In a heavy aluminum or cast-iron Dutch Oven or roasting pot, heat enough oil to cover the bottom (and up the sides when you tilt the pot.) You should not need more than four Tbsps. Brown the roast well on all sides until the whole roast is a nice, dark golden brown. Turn down the heat to medium low and add about a cup or two of wine, water or broth.

Cover the pot, leaving the cover offset a bit so the steam can escape, and relax. Check it every 10 or 15 minutes and add liquid as needed. Move ther roast around with tongs from tinme to time so it doesn’t stick. The roast will shrink slightly when it’s about ready, and that’s when you can pierce it with a kitchen fork. Do this twice at most or your meat will be dry.

When the juices run clear, place the sweet potato halves around the roast and let it cook until the fork meets no resistance when you try to pierce the sweet potatoes.

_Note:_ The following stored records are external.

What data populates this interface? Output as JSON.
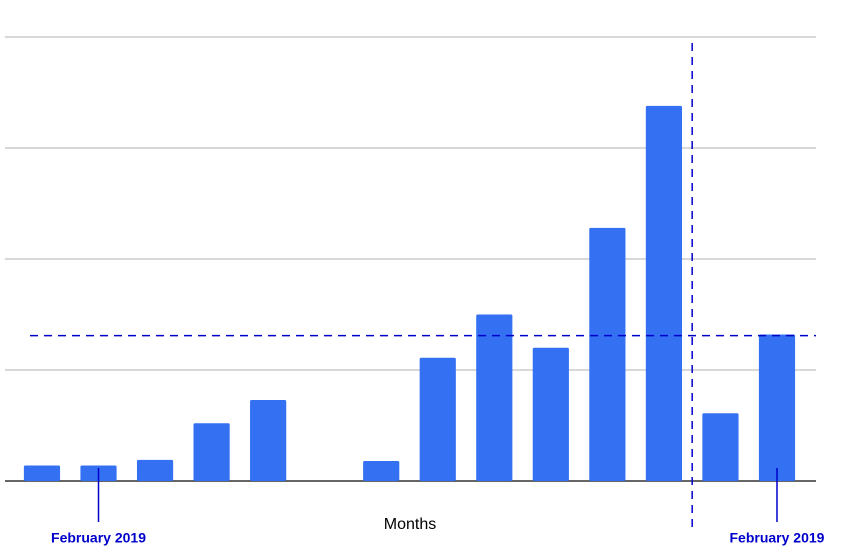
{
  "chart_data": {
    "type": "bar",
    "x_label": "Months",
    "categories": [
      null,
      null,
      null,
      null,
      null,
      null,
      null,
      null,
      null,
      null,
      null,
      null,
      null,
      null
    ],
    "values": [
      0.14,
      0.14,
      0.19,
      0.52,
      0.73,
      null,
      0.18,
      1.11,
      1.5,
      1.2,
      2.28,
      3.38,
      0.61,
      1.32
    ],
    "color": "#3370f2",
    "ylim": [
      0,
      4
    ],
    "yticks": [
      0,
      1,
      2,
      3,
      4
    ],
    "grid": true,
    "tick_labels": false,
    "reference_hline": 1.31,
    "reference_vline_x": 11.5,
    "reference_color": "#0000cc",
    "annotations": [
      {
        "text": "February 2019",
        "index": 1
      },
      {
        "text": "February 2019",
        "index": 13
      }
    ]
  }
}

Remove from the heat and allow the roast to repose (rest off the heat) before you try to slice it. When you do, make sure your cutting board has a gravy-gutter to catch all those yummy juices. Serve them with the sweet potatoes.

Present this with some wonderful green veggie—broccoli, mustard greens, or Brussels Sprouts—sweet cornbread, and whatever you choose to drink. With this meal, who cares?